Autrement dit, dès lors que l'employeur, de par les pièces qu'il produit, est en mesure
d'opposer une contestation sérieuse à l'argumentation développée par le salarié, la
formation de référé ne peut faire droit à la demande de ce dernier. La formation de
référé n'est pas, en effet, autorisée à trancher le fond du litige.
Par exemple, la formation de référé ne peut ordonner le paiement à un salarié d'une
rémunération alors qu'il existe une contestation sérieuse de l'employeur quant à son
montant.
Dans une affaire, un salarié réclamait le paiement d'un rappel de salaire au motif que
la rémunération convenue entre les parties était de 25 000 F nets et non bruts. Il
produisait pour ce faire le contrat de travail qu'il avait signé.
L'employeur, en revanche, contestait devoir ce rappel de salaire. Pour lui, la
rémunération convenue était une rémunération brute. Pour preuve, il avait remis à la
fin de chaque mois au salarié des bulletins de paie faisant état de cette même
rémunération pour un montant brut et le salarié n'avait jamais émis de contestation.
En outre, le prédécesseur du salarié, plus expérimenté, était payé au même salaire
de 25 000 F bruts. Quant au contrat de travail dont se prévalait le salarié, il n'était
pas signé du côté employeur. Dans ces conditions et eu égard à la contestation
sérieuse émise par l'employeur, la formation de référé ne pouvait accueillir la
demande du salarié et lui accorder le rappel de salaire demandé.
Autant dire que pour aboutir, la demande présentée ne doit pas pouvoir être
sérieusement contestée. Elle doit relever de la quasi-évidence.
2. Faire cesser un trouble
La formation de référé peut prescrire les mesures conservatoires ou de remises en état
qui s'imposent, soit pour prévenir un dommage imminent, soit pour faire cesser un trouble
manifestement illicite et ce même en présence d'une contestation sérieuse.
A ce titre, le conseil de prud'hommes est compétent pour ordonner à un employeur la
réintégration d'un salarié protégé (représentant du personnel, candidat aux
élections des représentants du personnel, conseiller aux prud'hommes...) qui ne peut
être licencié en l'absence d'autorisation de l'inspection du Travail.

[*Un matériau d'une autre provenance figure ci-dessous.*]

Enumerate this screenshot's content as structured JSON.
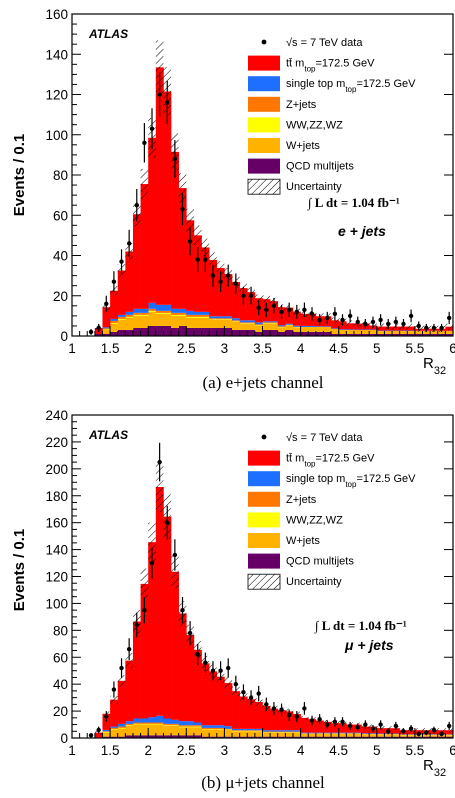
{
  "chart_data": [
    {
      "type": "bar",
      "panel": "a",
      "caption": "(a) e+jets channel",
      "ylabel": "Events / 0.1",
      "xlabel": "R32",
      "ylim": [
        0,
        160
      ],
      "xlim": [
        1,
        6
      ],
      "yticks": [
        0,
        20,
        40,
        60,
        80,
        100,
        120,
        140,
        160
      ],
      "xticks": [
        1,
        1.5,
        2,
        2.5,
        3,
        3.5,
        4,
        4.5,
        5,
        5.5,
        6
      ],
      "atlas_label": "ATLAS",
      "lumi_label": "∫ L dt = 1.04 fb⁻¹",
      "channel_label": "e + jets",
      "bin_edges_start": 1.0,
      "bin_width": 0.1,
      "series": [
        {
          "name": "tt̄ m_top=172.5 GeV",
          "color": "#ff0000",
          "values": [
            0,
            0,
            0,
            3,
            10,
            14,
            22,
            30,
            47,
            62,
            82,
            118,
            106,
            78,
            60,
            45,
            38,
            32,
            28,
            24,
            21,
            18,
            16,
            14,
            12,
            11,
            10,
            9,
            8,
            7,
            6,
            6,
            5,
            5,
            4,
            4,
            3,
            3,
            3,
            2,
            2,
            2,
            2,
            2,
            2,
            1,
            1,
            1,
            1,
            2
          ]
        },
        {
          "name": "single top m_top=172.5 GeV",
          "color": "#1e6fff",
          "values": [
            0,
            0,
            0,
            0,
            0.5,
            1,
            1,
            1.5,
            2,
            2,
            3,
            3,
            3,
            2,
            2,
            2,
            1.5,
            1.5,
            1,
            1,
            1,
            1,
            1,
            1,
            1,
            0.5,
            0.5,
            0.5,
            0.5,
            0.5,
            0.5,
            0.5,
            0.3,
            0.3,
            0.3,
            0.3,
            0.3,
            0.2,
            0.2,
            0.2,
            0.2,
            0.2,
            0.2,
            0.2,
            0.2,
            0.1,
            0.1,
            0.1,
            0.1,
            0.1
          ]
        },
        {
          "name": "Z+jets",
          "color": "#ff7700",
          "values": [
            0,
            0,
            0,
            0,
            0.5,
            1,
            1,
            1,
            1,
            1,
            1,
            1,
            1,
            1,
            1,
            1,
            1,
            1,
            0.5,
            0.5,
            0.5,
            0.5,
            0.5,
            0.5,
            0.5,
            0.5,
            0.5,
            0.5,
            0.3,
            0.3,
            0.3,
            0.3,
            0.3,
            0.3,
            0.3,
            0.3,
            0.3,
            0.3,
            0.3,
            0.3,
            0.3,
            0.3,
            0.3,
            0.3,
            0.3,
            0.3,
            0.3,
            0.3,
            0.3,
            0.3
          ]
        },
        {
          "name": "WW,ZZ,WZ",
          "color": "#ffff00",
          "values": [
            0,
            0,
            0,
            0,
            0.3,
            0.5,
            0.5,
            0.5,
            0.5,
            0.5,
            0.5,
            0.5,
            0.5,
            0.5,
            0.5,
            0.5,
            0.5,
            0.5,
            0.3,
            0.3,
            0.3,
            0.3,
            0.3,
            0.3,
            0.3,
            0.3,
            0.3,
            0.3,
            0.3,
            0.3,
            0.2,
            0.2,
            0.2,
            0.2,
            0.2,
            0.2,
            0.2,
            0.2,
            0.2,
            0.2,
            0.2,
            0.2,
            0.2,
            0.2,
            0.2,
            0.2,
            0.2,
            0.2,
            0.2,
            0.2
          ]
        },
        {
          "name": "W+jets",
          "color": "#ffb300",
          "values": [
            0,
            0,
            0,
            0,
            2,
            4,
            5,
            6,
            6,
            6,
            7,
            6,
            6,
            6,
            5,
            5,
            5,
            5,
            4,
            4,
            4,
            4,
            3,
            3,
            3,
            3,
            3,
            2,
            2,
            2,
            2,
            2,
            2,
            2,
            2,
            1.5,
            1.5,
            1.5,
            1.5,
            1.5,
            1,
            1,
            1,
            1,
            1,
            1,
            1,
            1,
            1,
            1
          ]
        },
        {
          "name": "QCD multijets",
          "color": "#660066",
          "values": [
            0,
            0,
            0,
            1,
            1,
            2,
            3,
            3,
            4,
            4,
            5,
            5,
            5,
            4,
            5,
            4,
            4,
            4,
            4,
            4,
            4,
            3,
            3,
            3,
            2,
            3,
            3,
            2,
            3,
            2,
            2,
            2,
            2,
            2,
            1,
            1,
            1,
            1,
            1,
            1,
            1,
            1,
            1,
            1,
            1,
            1,
            1,
            1,
            1,
            1
          ]
        }
      ],
      "data_points": {
        "name": "√s = 7 TeV data",
        "values": [
          0,
          0,
          2,
          4,
          16,
          27,
          37,
          46,
          65,
          96,
          103,
          120,
          116,
          88,
          63,
          47,
          38,
          38,
          30,
          27,
          30,
          26,
          20,
          20,
          14,
          13,
          15,
          12,
          13,
          12,
          13,
          11,
          8,
          9,
          11,
          8,
          10,
          7,
          6,
          7,
          8,
          6,
          7,
          6,
          10,
          5,
          4,
          4,
          4,
          9
        ]
      }
    },
    {
      "type": "bar",
      "panel": "b",
      "caption": "(b) μ+jets channel",
      "ylabel": "Events / 0.1",
      "xlabel": "R32",
      "ylim": [
        0,
        240
      ],
      "xlim": [
        1,
        6
      ],
      "yticks": [
        0,
        20,
        40,
        60,
        80,
        100,
        120,
        140,
        160,
        180,
        200,
        220,
        240
      ],
      "xticks": [
        1,
        1.5,
        2,
        2.5,
        3,
        3.5,
        4,
        4.5,
        5,
        5.5,
        6
      ],
      "atlas_label": "ATLAS",
      "lumi_label": "∫ L dt = 1.04 fb⁻¹",
      "channel_label": "μ + jets",
      "bin_edges_start": 1.0,
      "bin_width": 0.1,
      "series": [
        {
          "name": "tt̄ m_top=172.5 GeV",
          "color": "#ff0000",
          "values": [
            0,
            0,
            0,
            4,
            12,
            20,
            32,
            45,
            72,
            100,
            130,
            170,
            150,
            110,
            80,
            64,
            54,
            46,
            40,
            36,
            32,
            28,
            24,
            22,
            20,
            18,
            16,
            15,
            14,
            12,
            11,
            10,
            9,
            8,
            7,
            7,
            6,
            6,
            5,
            5,
            4,
            4,
            4,
            3,
            3,
            3,
            3,
            3,
            3,
            3
          ]
        },
        {
          "name": "single top m_top=172.5 GeV",
          "color": "#1e6fff",
          "values": [
            0,
            0,
            0,
            0,
            1,
            1,
            2,
            2,
            3,
            3,
            4,
            5,
            4,
            3,
            3,
            3,
            2,
            2,
            2,
            2,
            2,
            1,
            1,
            1,
            1,
            1,
            1,
            1,
            1,
            1,
            0.5,
            0.5,
            0.5,
            0.5,
            0.5,
            0.5,
            0.5,
            0.5,
            0.5,
            0.5,
            0.3,
            0.3,
            0.3,
            0.3,
            0.3,
            0.3,
            0.3,
            0.3,
            0.3,
            0.3
          ]
        },
        {
          "name": "Z+jets",
          "color": "#ff7700",
          "values": [
            0,
            0,
            0,
            0,
            0.5,
            1,
            1,
            1,
            1,
            1,
            1,
            1,
            1,
            1,
            1,
            1,
            1,
            1,
            1,
            1,
            0.5,
            0.5,
            0.5,
            0.5,
            0.5,
            0.5,
            0.5,
            0.5,
            0.5,
            0.5,
            0.3,
            0.3,
            0.3,
            0.3,
            0.3,
            0.3,
            0.3,
            0.3,
            0.3,
            0.3,
            0.3,
            0.3,
            0.3,
            0.3,
            0.3,
            0.3,
            0.3,
            0.3,
            0.3,
            0.3
          ]
        },
        {
          "name": "WW,ZZ,WZ",
          "color": "#ffff00",
          "values": [
            0,
            0,
            0,
            0,
            0.5,
            0.5,
            0.5,
            0.5,
            0.5,
            0.5,
            0.5,
            0.5,
            0.5,
            0.5,
            0.5,
            0.5,
            0.5,
            0.5,
            0.5,
            0.5,
            0.3,
            0.3,
            0.3,
            0.3,
            0.3,
            0.3,
            0.3,
            0.3,
            0.3,
            0.3,
            0.2,
            0.2,
            0.2,
            0.2,
            0.2,
            0.2,
            0.2,
            0.2,
            0.2,
            0.2,
            0.2,
            0.2,
            0.2,
            0.2,
            0.2,
            0.2,
            0.2,
            0.2,
            0.2,
            0.2
          ]
        },
        {
          "name": "W+jets",
          "color": "#ffb300",
          "values": [
            0,
            0,
            0,
            0,
            3,
            5,
            6,
            7,
            8,
            8,
            8,
            8,
            7,
            7,
            6,
            6,
            6,
            5,
            5,
            5,
            5,
            4,
            4,
            4,
            4,
            3,
            3,
            3,
            3,
            3,
            2,
            2,
            2,
            2,
            2,
            2,
            2,
            2,
            1.5,
            1.5,
            1.5,
            1.5,
            1.5,
            1,
            1,
            1,
            1,
            1,
            1,
            1
          ]
        },
        {
          "name": "QCD multijets",
          "color": "#660066",
          "values": [
            0,
            0,
            0,
            0,
            1,
            1,
            1,
            2,
            2,
            2,
            2,
            2,
            2,
            2,
            2,
            2,
            2,
            1,
            1,
            1,
            1,
            1,
            1,
            1,
            1,
            1,
            1,
            1,
            1,
            1,
            1,
            1,
            1,
            1,
            1,
            1,
            1,
            1,
            1,
            1,
            1,
            1,
            1,
            1,
            1,
            1,
            1,
            1,
            1,
            1
          ]
        }
      ],
      "data_points": {
        "name": "√s = 7 TeV data",
        "values": [
          0,
          0,
          2,
          6,
          16,
          36,
          52,
          66,
          84,
          95,
          130,
          205,
          160,
          136,
          95,
          78,
          62,
          56,
          50,
          50,
          52,
          40,
          34,
          30,
          33,
          25,
          22,
          21,
          17,
          16,
          22,
          13,
          14,
          10,
          12,
          12,
          9,
          8,
          10,
          7,
          10,
          5,
          9,
          5,
          7,
          3,
          4,
          6,
          3,
          9
        ]
      }
    }
  ],
  "legend": {
    "data": "√s = 7 TeV data",
    "ttbar": "tt̄ m",
    "ttbar_sub": "top",
    "ttbar_rest": "=172.5 GeV",
    "single_top": "single top m",
    "single_top_sub": "top",
    "single_top_rest": "=172.5 GeV",
    "zjets": "Z+jets",
    "diboson": "WW,ZZ,WZ",
    "wjets": "W+jets",
    "qcd": "QCD multijets",
    "uncertainty": "Uncertainty"
  },
  "colors": {
    "ttbar": "#ff0000",
    "single_top": "#1e6fff",
    "zjets": "#ff7700",
    "diboson": "#ffff00",
    "wjets": "#ffb300",
    "qcd": "#660066"
  }
}
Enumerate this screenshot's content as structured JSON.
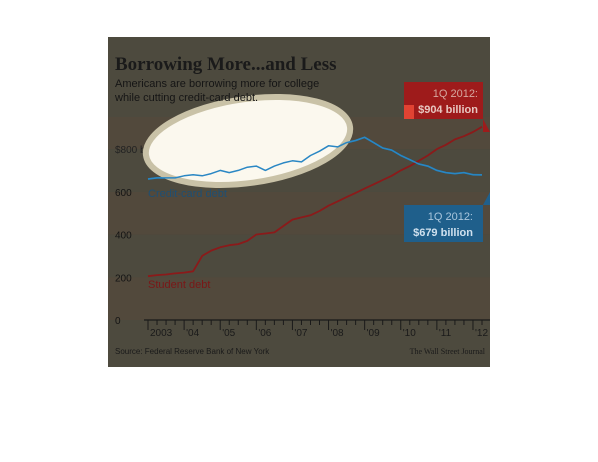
{
  "chart_data": {
    "type": "line",
    "title": "Borrowing More...and Less",
    "subtitle": "Americans are borrowing more for college while cutting credit-card debt.",
    "subtitle_lines": [
      "Americans are borrowing more for college",
      "while cutting credit-card debt."
    ],
    "source": "Source: Federal Reserve Bank of New York",
    "credit": "The Wall Street Journal",
    "xlim": [
      2003,
      2012.25
    ],
    "ylim": [
      0,
      950
    ],
    "y_ticks": [
      {
        "value": 0,
        "label": "0"
      },
      {
        "value": 200,
        "label": "200"
      },
      {
        "value": 400,
        "label": "400"
      },
      {
        "value": 600,
        "label": "600"
      },
      {
        "value": 800,
        "label": "$800 billion"
      }
    ],
    "x_ticks": [
      {
        "value": 2003,
        "label": "2003"
      },
      {
        "value": 2004,
        "label": "'04"
      },
      {
        "value": 2005,
        "label": "'05"
      },
      {
        "value": 2006,
        "label": "'06"
      },
      {
        "value": 2007,
        "label": "'07"
      },
      {
        "value": 2008,
        "label": "'08"
      },
      {
        "value": 2009,
        "label": "'09"
      },
      {
        "value": 2010,
        "label": "'10"
      },
      {
        "value": 2011,
        "label": "'11"
      },
      {
        "value": 2012,
        "label": "'12"
      }
    ],
    "series": [
      {
        "name": "Credit-card debt",
        "color": "#1a6d9c",
        "x": [
          2003.0,
          2003.25,
          2003.5,
          2003.75,
          2004.0,
          2004.25,
          2004.5,
          2004.75,
          2005.0,
          2005.25,
          2005.5,
          2005.75,
          2006.0,
          2006.25,
          2006.5,
          2006.75,
          2007.0,
          2007.25,
          2007.5,
          2007.75,
          2008.0,
          2008.25,
          2008.5,
          2008.75,
          2009.0,
          2009.25,
          2009.5,
          2009.75,
          2010.0,
          2010.25,
          2010.5,
          2010.75,
          2011.0,
          2011.25,
          2011.5,
          2011.75,
          2012.0,
          2012.25
        ],
        "y": [
          660,
          665,
          665,
          665,
          675,
          680,
          675,
          685,
          700,
          690,
          700,
          715,
          720,
          700,
          720,
          735,
          745,
          740,
          770,
          790,
          815,
          810,
          830,
          840,
          855,
          830,
          805,
          795,
          770,
          750,
          730,
          720,
          700,
          690,
          685,
          690,
          680,
          679
        ]
      },
      {
        "name": "Student debt",
        "color": "#8b1a1a",
        "x": [
          2003.0,
          2003.25,
          2003.5,
          2003.75,
          2004.0,
          2004.25,
          2004.5,
          2004.75,
          2005.0,
          2005.25,
          2005.5,
          2005.75,
          2006.0,
          2006.25,
          2006.5,
          2006.75,
          2007.0,
          2007.25,
          2007.5,
          2007.75,
          2008.0,
          2008.25,
          2008.5,
          2008.75,
          2009.0,
          2009.25,
          2009.5,
          2009.75,
          2010.0,
          2010.25,
          2010.5,
          2010.75,
          2011.0,
          2011.25,
          2011.5,
          2011.75,
          2012.0,
          2012.25
        ],
        "y": [
          205,
          210,
          213,
          218,
          222,
          228,
          300,
          325,
          340,
          350,
          355,
          370,
          400,
          405,
          410,
          440,
          470,
          480,
          490,
          510,
          535,
          555,
          575,
          595,
          615,
          635,
          655,
          675,
          700,
          720,
          745,
          770,
          800,
          820,
          845,
          860,
          880,
          904
        ]
      }
    ],
    "annotations": [
      {
        "text_lines": [
          "1Q 2012:",
          "$904 billion"
        ],
        "color": "#9e1b1b"
      },
      {
        "text_lines": [
          "1Q 2012:",
          "$679 billion"
        ],
        "color": "#1f5f8b"
      }
    ],
    "grid": "alternating horizontal bands"
  }
}
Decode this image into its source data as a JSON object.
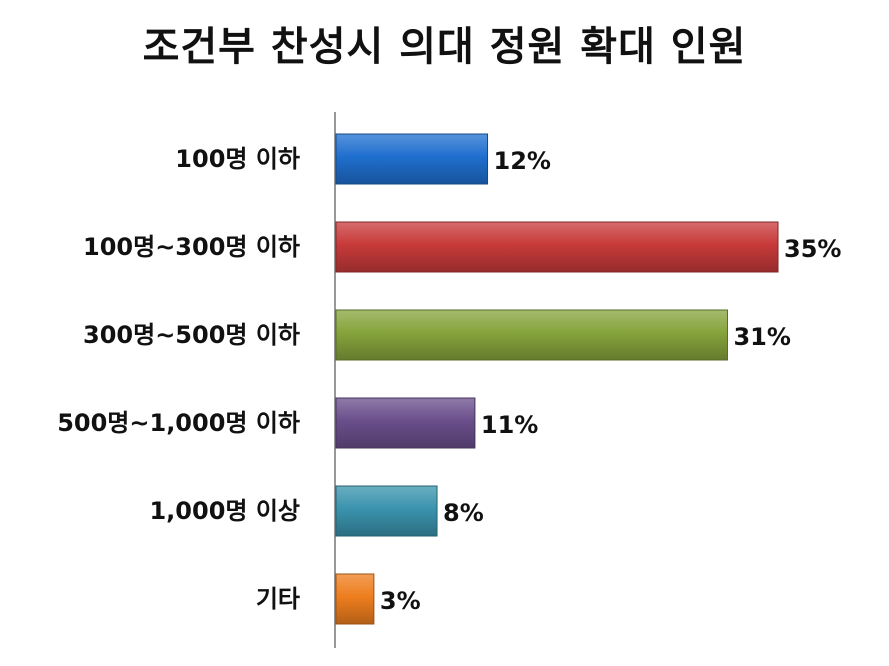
{
  "chart_data": {
    "type": "bar",
    "orientation": "horizontal",
    "title": "조건부 찬성시 의대 정원 확대 인원",
    "categories": [
      "100명 이하",
      "100명~300명 이하",
      "300명~500명 이하",
      "500명~1,000명 이하",
      "1,000명 이상",
      "기타"
    ],
    "values": [
      12,
      35,
      31,
      11,
      8,
      3
    ],
    "value_labels": [
      "12%",
      "35%",
      "31%",
      "11%",
      "8%",
      "3%"
    ],
    "colors": [
      "#1f6fcf",
      "#c83a3a",
      "#86a43c",
      "#6a4f8c",
      "#3a93ad",
      "#ee7e1e"
    ],
    "unit": "%",
    "xlim": [
      0,
      35
    ],
    "grid": false,
    "legend": "none"
  }
}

Ainsi dans une affaire, la formation de référé a pu ordonner la réintégration d'un
salarié licencié pour faute grave, alors que ce dernier avait, quelques jours avant
l'engagement de la procédure de licenciement, sollicité de son employeur qu'il organise
des élections de délégués du personnel et présenté sa propre candidature.
La formation de référé a considéré, qu'à défaut de respecter la procédure
spéciale de licenciement du salarié protégé, le licenciement de ce dernier était nul.
Il y avait un trouble manifestement illicite qu'il lui appartenait de faire cesser en
ordonnant la réintégration du salarié.
Les arguments développés par l'employeur consistaient à refuser au salarié le
bénéfice de la protection accordée aux candidats aux élections en prétextant que
cette candidature était prématurée, furent ici sans effet, même s'ils pouvaient
constituer une contestation sérieuse : la jurisprudence n'a-t-elle pas été longtemps
indécise sur cette question ? En effet, la formation de référé est, dans l'hypothèse
d'un trouble manifestement illicite, autorisée à se prononcer même en présence d'une
contestation sérieuse.
Mais si de telles mesures peuvent être prescrites par la formation de référé, même en
présence d'une contestation sérieuse, force est cependant de rappeler que la formation
de référé ne peut connaître du fond du litige et que les pouvoirs de cette formation
ne peuvent encore moins excéder les pouvoirs des juges du fond eux-mêmes, c'est-à-dire
du Bureau de Jugement.
Par exemple, la formation de référé ne peut pas ordonner à l'employeur la
réintégration d'un salarié licencié abusivement pour motif économique. En effet,
l'article L 122-14-4 du Code du travail, qui organise les sanctions en cas de licenciement
sans cause réelle ni sérieuse, ne prévoit la réintégration du salarié que si ce
licenciement est jugé abusif et en l'absence de toute opposition de l'une ou l'autre des
parties.
Autrement dit, pour ordonner une telle réintégration, la formation de référé devrait
d'abord trancher le fond du litige, ce qui excède ses compétences et, au surplus,
imposer une mesure de réintégration que le Bureau de Jugement du conseil de prud'hommes
ne peut lui-même que proposer, ce qui excède le pouvoir du juge du fond lui-même.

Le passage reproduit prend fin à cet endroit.